Market and Financial Overview
Revenue Decline Offset by Margin Improvement
Revenue fell by 2% YoY, attributed to weak volumes across segments and a notable 5% decline in the pipe business. Input price volatility and reduced government spending have adversely impacted performance.
Gross margins, however, improved by 100 bps YoY to 34.5%, due to lower PVC prices, though EBITDA margin declined by 140 bps to 14.0% due to higher employee costs.
Key Takeaway: Margin resilience amid revenue decline indicates potential for recovery in the coming quarters.
Segmental Insights and Outlook
1. Piping Systems Performance
The piping segment, SIL’s primary revenue driver, faced a 5% drop in realization and flat volumes due to destocking and lower government expenditure.
With stabilizing PVC prices and anticipated restocking, demand is expected to recover in H2FY25, particularly with contributions from the real estate and construction sectors.
2. New Products and Expansion
SIL is advancing its portfolio with innovations like Cross Plastic Film targeting export markets, expected to launch commercially in December 2024.
The new industrial and ball valve production facility at Malanpur, MP, has commenced operations, adding capacity and diversifying product lines.
3. Government Spending and Agri Demand
An increase in government spending, especially in H2FY25, coupled with growth in the agriculture and construction sectors, is projected to stimulate demand for SIL’s piping products.
Financial Forecast and Key Ratios
Growth Expectations
Geojit forecasts a 13.3% CAGR in volumes and a 13.6% CAGR in revenue from FY24-27E. Profitability is also anticipated to improve at a CAGR of 16%, suggesting sustainable growth potential.
Valuation and Multiples
SIL’s forward P/E ratio is projected at 46.0x for FY25, 38.4x for FY26, and 31.9x for FY27, indicating the stock is priced at a premium but justifiable given its growth trajectory and sector dominance.
Return on Equity (ROE) is estimated at 21.6% for FY25, growing marginally to 22.4% by FY27, reflecting steady profitability.
Growth Catalysts
1. Demand Rebound and Restocking
Channel restocking, especially as inventory levels normalize, is likely to drive growth, with PVC prices stabilizing and increasing affordability.
Increased demand from high-growth sectors such as construction and real estate provides additional tailwinds for SIL.
2. Strategic Product Diversification
New product launches, including the high-potential Cross Plastic Film, position SIL well for growth in the export market. The Malanpur facility’s contributions are expected to boost capacity and operational efficiency in the long term.

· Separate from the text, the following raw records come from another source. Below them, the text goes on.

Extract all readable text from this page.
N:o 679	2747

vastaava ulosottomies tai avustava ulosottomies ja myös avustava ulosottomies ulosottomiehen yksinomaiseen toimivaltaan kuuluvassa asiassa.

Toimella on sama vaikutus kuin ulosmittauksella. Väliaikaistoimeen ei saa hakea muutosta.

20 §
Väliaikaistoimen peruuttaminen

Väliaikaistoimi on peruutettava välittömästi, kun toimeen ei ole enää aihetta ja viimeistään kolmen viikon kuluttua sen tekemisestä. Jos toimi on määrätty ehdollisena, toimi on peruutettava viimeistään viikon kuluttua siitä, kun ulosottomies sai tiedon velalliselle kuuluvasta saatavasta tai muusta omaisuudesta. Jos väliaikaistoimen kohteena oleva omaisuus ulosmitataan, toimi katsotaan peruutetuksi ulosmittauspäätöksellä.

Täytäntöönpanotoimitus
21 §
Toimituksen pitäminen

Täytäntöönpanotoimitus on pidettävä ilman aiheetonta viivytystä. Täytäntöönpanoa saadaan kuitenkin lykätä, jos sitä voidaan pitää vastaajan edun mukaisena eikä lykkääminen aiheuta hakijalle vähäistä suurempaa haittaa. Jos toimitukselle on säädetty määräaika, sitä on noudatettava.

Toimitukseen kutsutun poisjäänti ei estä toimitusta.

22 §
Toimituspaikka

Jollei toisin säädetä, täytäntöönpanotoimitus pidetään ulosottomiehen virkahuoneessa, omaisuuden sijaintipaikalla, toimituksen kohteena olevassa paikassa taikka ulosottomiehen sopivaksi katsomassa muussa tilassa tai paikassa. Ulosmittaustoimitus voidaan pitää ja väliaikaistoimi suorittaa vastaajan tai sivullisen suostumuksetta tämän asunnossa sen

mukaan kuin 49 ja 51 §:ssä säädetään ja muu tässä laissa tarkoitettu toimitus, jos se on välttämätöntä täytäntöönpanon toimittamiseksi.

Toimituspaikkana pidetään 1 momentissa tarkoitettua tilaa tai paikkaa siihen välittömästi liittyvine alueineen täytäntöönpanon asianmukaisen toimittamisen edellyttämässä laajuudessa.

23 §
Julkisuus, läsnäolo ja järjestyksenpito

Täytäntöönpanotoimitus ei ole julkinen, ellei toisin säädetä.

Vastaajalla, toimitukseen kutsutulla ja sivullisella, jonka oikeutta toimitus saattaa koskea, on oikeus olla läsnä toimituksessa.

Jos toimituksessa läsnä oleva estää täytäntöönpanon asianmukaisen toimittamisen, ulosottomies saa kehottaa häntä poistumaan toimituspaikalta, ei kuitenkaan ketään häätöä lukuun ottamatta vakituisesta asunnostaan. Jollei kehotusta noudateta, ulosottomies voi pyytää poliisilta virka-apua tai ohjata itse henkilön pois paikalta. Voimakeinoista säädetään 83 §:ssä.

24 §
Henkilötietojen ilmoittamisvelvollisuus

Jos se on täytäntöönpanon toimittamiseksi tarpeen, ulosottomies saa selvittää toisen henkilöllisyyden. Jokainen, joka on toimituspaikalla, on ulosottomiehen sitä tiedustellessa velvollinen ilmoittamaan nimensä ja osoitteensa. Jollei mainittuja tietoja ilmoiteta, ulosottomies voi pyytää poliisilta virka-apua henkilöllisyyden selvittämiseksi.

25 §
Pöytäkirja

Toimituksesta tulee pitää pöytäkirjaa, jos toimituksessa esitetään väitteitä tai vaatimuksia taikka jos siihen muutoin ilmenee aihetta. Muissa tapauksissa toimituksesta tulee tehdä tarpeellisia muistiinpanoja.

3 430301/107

3. Resilient Balance Sheet
SIL’s strong financials, with a zero debt-to-equity ratio and favorable liquidity metrics, underscore the company’s resilience and provide a foundation for continued investments in capacity and product development.
Key Risks and Challenges
1. Margin Pressures from Rising Costs
While gross margins improved, the increase in employee and operational costs led to a reduction in EBITDA margins. The ability to control costs amidst potential demand fluctuations will be crucial.
2. Exposure to Government Spending and Agriculture Demand
Given SIL’s reliance on government infrastructure spending and agricultural demand, any slowdown in these sectors could impact volume growth projections and revenue targets.
3. Competitive Pressures in Plastic Products
As the sector remains competitive, particularly in the piping systems and industrial products segments, SIL’s market share growth may face challenges from emerging players and pricing pressures.
Investor Guidance and Target Levels
Investment Recommendation:
Accumulate: With a target price of Rs4,895, representing a 13% upside from the current market price of Rs4,334, investors are encouraged to accumulate SIL stock as it nears key support levels, driven by a solid balance sheet, robust product innovation, and projected demand recovery.
Key Levels to Monitor:
Support Level: Rs4,000 – A critical level that provides downside protection for investors amid market volatility.
Resistance Level: Rs5,000 – A potential profit-taking level, depending on market conditions and demand growth in the coming quarters.